Encore une grève à la SNCF !


C’est avec cette façon, mi-ironique mi-gênée que Pascal [1], un chef d’équipe à l’entretien des voies m’annonce la grève de jeudi prochain à la SNCF. C’est le début de la conversation, je viens de monter dans cette voiture au logo de la compagnie ferroviaire pour un trajet en stop, et mon conducteur ne sait pas encore sur quel pied danser avec moi. Il se dit sans doute que, comme le véhiculent les media le plus souvent, j’étais de cette majorité qui se sent « pris en otage » par les grèves. Petit à petit, il comprend que je suis moi aussi du côté des travailleur’euses en lutte et m’aide à défaire les idées généralement reçues (mais pas du tout fondée) sur les cheminot’es.
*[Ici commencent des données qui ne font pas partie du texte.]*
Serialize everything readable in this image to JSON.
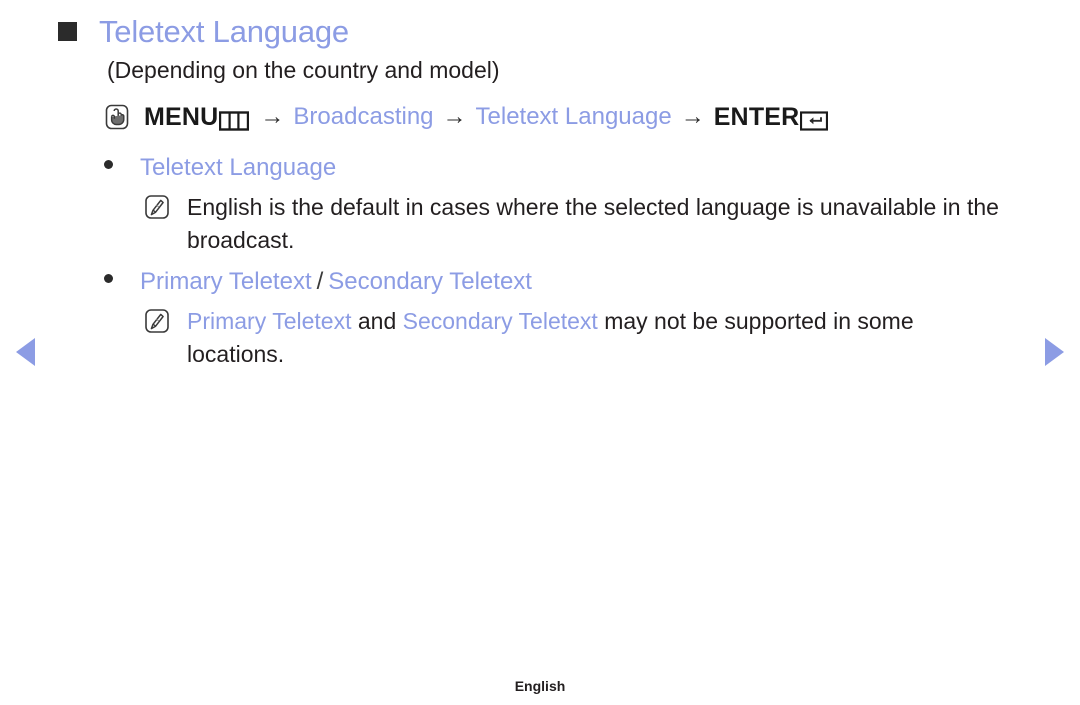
{
  "page": {
    "title": "Teletext Language",
    "subtitle": "(Depending on the country and model)",
    "accent_color": "#8c9ce4",
    "text_color": "#231f20",
    "background_color": "#ffffff"
  },
  "menu_path": {
    "hand_icon": "hand-press-icon",
    "menu_label": "MENU",
    "menu_key_icon": "menu-key-icon",
    "separator": "→",
    "steps": [
      "Broadcasting",
      "Teletext Language"
    ],
    "enter_label": "ENTER",
    "enter_key_icon": "enter-key-icon"
  },
  "options": [
    {
      "name": "Teletext Language",
      "note_icon": "note-pencil-icon",
      "note": {
        "full": "English is the default in cases where the selected language is unavailable in the broadcast.",
        "parts": [
          {
            "text": "English is the default in cases where the selected language is unavailable in the broadcast.",
            "highlight": false
          }
        ]
      }
    },
    {
      "name_parts": [
        {
          "text": "Primary Teletext",
          "highlight": true
        },
        {
          "text": "/",
          "highlight": false
        },
        {
          "text": "Secondary Teletext",
          "highlight": true
        }
      ],
      "note_icon": "note-pencil-icon",
      "note": {
        "full": "Primary Teletext and Secondary Teletext may not be supported in some locations.",
        "parts": [
          {
            "text": "Primary Teletext",
            "highlight": true
          },
          {
            "text": " and ",
            "highlight": false
          },
          {
            "text": "Secondary Teletext",
            "highlight": true
          },
          {
            "text": " may not be supported in some locations.",
            "highlight": false
          }
        ]
      }
    }
  ],
  "navigation": {
    "prev_icon": "previous-page-arrow-icon",
    "next_icon": "next-page-arrow-icon"
  },
  "footer": {
    "language": "English"
  }
}
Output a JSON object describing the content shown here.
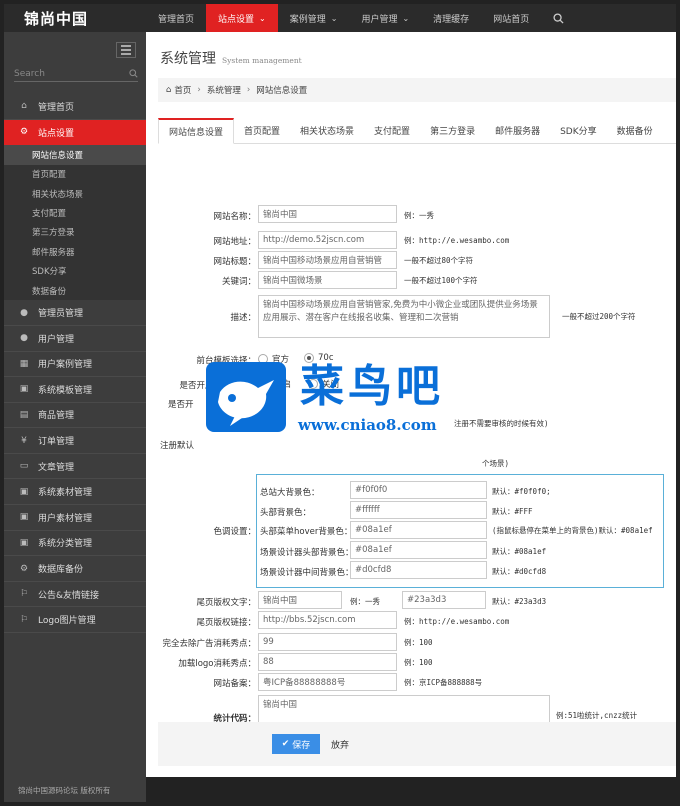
{
  "app": {
    "logo": "锦尚中国"
  },
  "topnav": [
    {
      "label": "管理首页",
      "active": false,
      "caret": false
    },
    {
      "label": "站点设置",
      "active": true,
      "caret": true
    },
    {
      "label": "案例管理",
      "active": false,
      "caret": true
    },
    {
      "label": "用户管理",
      "active": false,
      "caret": true
    },
    {
      "label": "清理缓存",
      "active": false,
      "caret": false
    },
    {
      "label": "网站首页",
      "active": false,
      "caret": false
    }
  ],
  "sidebar": {
    "search_placeholder": "Search",
    "items": [
      {
        "label": "管理首页",
        "icon": "home-icon"
      },
      {
        "label": "站点设置",
        "icon": "gears-icon",
        "active": true
      },
      {
        "label": "管理员管理",
        "icon": "user-icon"
      },
      {
        "label": "用户管理",
        "icon": "user-icon"
      },
      {
        "label": "用户案例管理",
        "icon": "table-icon"
      },
      {
        "label": "系统模板管理",
        "icon": "briefcase-icon"
      },
      {
        "label": "商品管理",
        "icon": "box-icon"
      },
      {
        "label": "订单管理",
        "icon": "yen-icon"
      },
      {
        "label": "文章管理",
        "icon": "article-icon"
      },
      {
        "label": "系统素材管理",
        "icon": "briefcase-icon"
      },
      {
        "label": "用户素材管理",
        "icon": "briefcase-icon"
      },
      {
        "label": "系统分类管理",
        "icon": "briefcase-icon"
      },
      {
        "label": "数据库备份",
        "icon": "gears-icon"
      },
      {
        "label": "公告&友情链接",
        "icon": "bookmark-icon"
      },
      {
        "label": "Logo图片管理",
        "icon": "bookmark-icon"
      }
    ],
    "subitems": [
      "网站信息设置",
      "首页配置",
      "相关状态场景",
      "支付配置",
      "第三方登录",
      "邮件服务器",
      "SDK分享",
      "数据备份"
    ],
    "footer": "锦尚中国源码论坛 版权所有"
  },
  "page": {
    "title": "系统管理",
    "title_en": "System management",
    "breadcrumb": [
      "首页",
      "系统管理",
      "网站信息设置"
    ],
    "tabs": [
      "网站信息设置",
      "首页配置",
      "相关状态场景",
      "支付配置",
      "第三方登录",
      "邮件服务器",
      "SDK分享",
      "数据备份"
    ]
  },
  "form": {
    "site_name": {
      "label": "网站名称：",
      "value": "锦尚中国",
      "hint": "例：一秀"
    },
    "site_url": {
      "label": "网站地址：",
      "value": "http://demo.52jscn.com",
      "hint": "例：http://e.wesambo.com"
    },
    "site_title": {
      "label": "网站标题：",
      "value": "锦尚中国移动场景应用自营销管",
      "hint": "一般不超过80个字符"
    },
    "keywords": {
      "label": "关键词：",
      "value": "锦尚中国微场景",
      "hint": "一般不超过100个字符"
    },
    "description": {
      "label": "描述：",
      "value": "锦尚中国移动场景应用自营销管家,免费为中小微企业或团队提供业务场景应用展示、潜在客户在线报名收集、管理和二次营销",
      "hint": "一般不超过200个字符"
    },
    "template": {
      "label": "前台模板选择：",
      "opt1": "官方",
      "opt2": "70c"
    },
    "register": {
      "label": "是否开启会员注册：",
      "opt1": "开启",
      "opt2": "关闭"
    },
    "review_label": "是否开",
    "review_hint": "注册不需要审核的时候有效)",
    "default_label": "注册默认",
    "default_hint": "个场景)",
    "colors": {
      "label": "色调设置：",
      "rows": [
        {
          "label": "总站大背景色：",
          "value": "#f0f0f0",
          "hint": "默认：#f0f0f0;"
        },
        {
          "label": "头部背景色：",
          "value": "#ffffff",
          "hint": "默认：#FFF"
        },
        {
          "label": "头部菜单hover背景色：",
          "value": "#08a1ef",
          "hint": "(指鼠标悬停在菜单上的背景色)默认：#08a1ef"
        },
        {
          "label": "场景设计器头部背景色：",
          "value": "#08a1ef",
          "hint": "默认：#08a1ef"
        },
        {
          "label": "场景设计器中间背景色：",
          "value": "#d0cfd8",
          "hint": "默认：#d0cfd8"
        }
      ]
    },
    "footer_text": {
      "label": "尾页版权文字：",
      "value": "锦尚中国",
      "hint": "例：一秀",
      "color_value": "#23a3d3",
      "color_hint": "默认：#23a3d3"
    },
    "footer_link": {
      "label": "尾页版权链接：",
      "value": "http://bbs.52jscn.com",
      "hint": "例：http://e.wesambo.com"
    },
    "ad_points": {
      "label": "完全去除广告消耗秀点：",
      "value": "99",
      "hint": "例：100"
    },
    "logo_points": {
      "label": "加载logo消耗秀点：",
      "value": "88",
      "hint": "例：100"
    },
    "icp": {
      "label": "网站备案：",
      "value": "粤ICP备88888888号",
      "hint": "例：京ICP备888888号"
    },
    "stats": {
      "label": "统计代码：",
      "value": "锦尚中国",
      "hint": "例:51啦统计,cnzz统计"
    }
  },
  "actions": {
    "save": "保存",
    "cancel": "放弃"
  },
  "watermark": {
    "title": "菜鸟吧",
    "url": "www.cniao8.com"
  }
}
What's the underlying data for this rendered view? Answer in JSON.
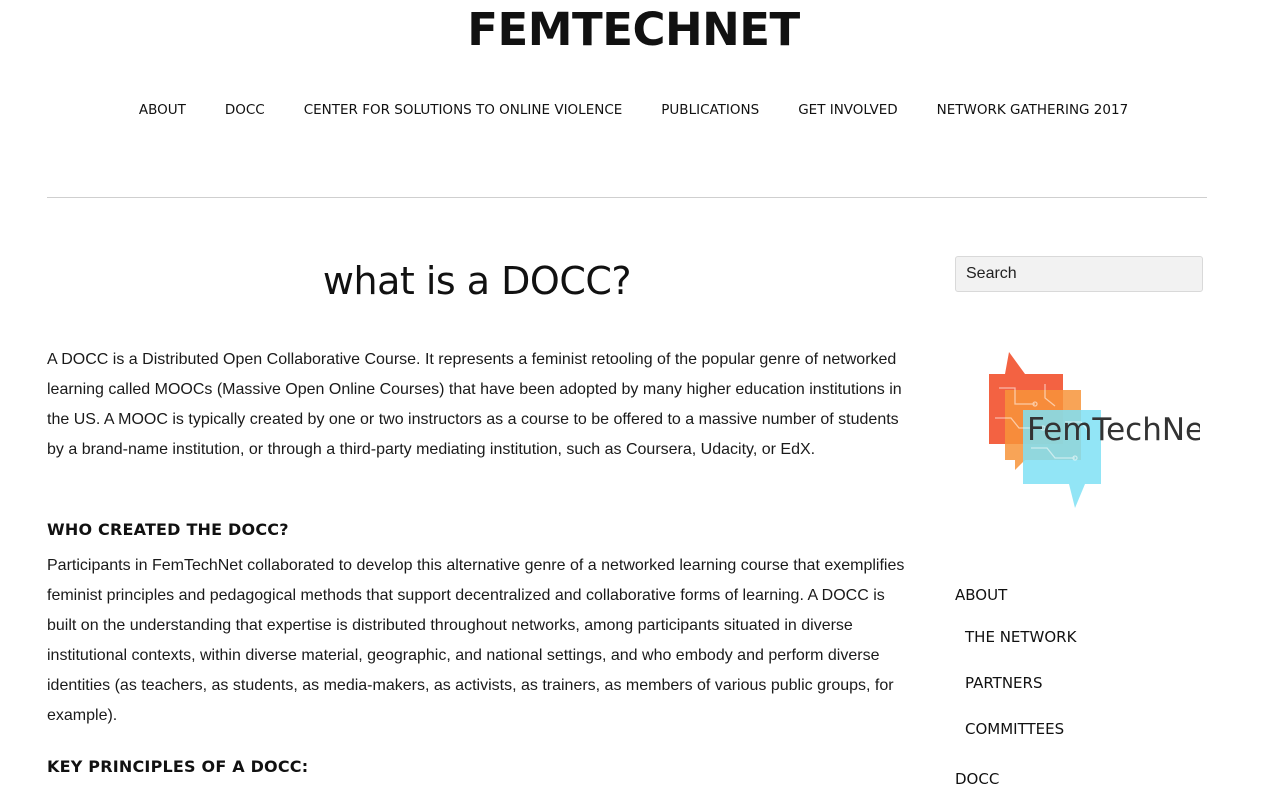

Des conditions de travail idyllique

Un’e jeune cheminot’e qui entre à la SNCF (il faut avoir moins de 30 ans ou au moins deux enfants pour prétendre au poste) commence sa carrière avec un salaire de base de 1240 euros brut. Ce qui n’est rien moins que 200 euros en dessous du SMIC [2]. Classe la fonction publique !

Il ou elle travaillera ensuite tout au long de sa carrière sur les voies, sous la pluie ou la neige, de jour comme de nuit, à restaurer et entretenir le réseau, à la main le plus souvent, au péril de leur vie puisque les trains continuent bien souvent de circuler pendant les travaux.

Quand je lui demande ce qu’il gagne après 15 ans de métier et des responsabilités de chef de chantier, Pascal me répond que son salaire de base est de 1800 euros brut, avec les primes de déplacements il arrive parfois à atteindre 3000 euros brut. Et puis, part d’un grand rire franc, pas du genre à se larmoyer le mec.

Un’e jeune cheminot’e qui entre à la SNCF [...] commence sa carrière avec un salaire de base de 1240 euros brut.

Sauf que voila, les cotisations pour la retraite, elles, sont calculées sur le montant du salaire de base et que depuis deux ans environ, l’URSAFF a modifié leur régime fiscal pour se mettre à taxer aussi les primes. Résultat presque la moitié de son revenu n’est pas comptabilisé dans les cotisations retraite mais il paye des impôts dessus. C’est effectivement très « spécial » comme régime. Il me parle de ses collègues qui avaient pris un crédit sur la base de leur revenu (salaire plus primes) mais qui depuis ce changement à l’URSAFF se retrouve à payer plus d’impôts, sans pour autant que les autres services publics (aide au logement par exemple) ne les considère dans une tranche moins élevée. Grosse perte de niveau de vie.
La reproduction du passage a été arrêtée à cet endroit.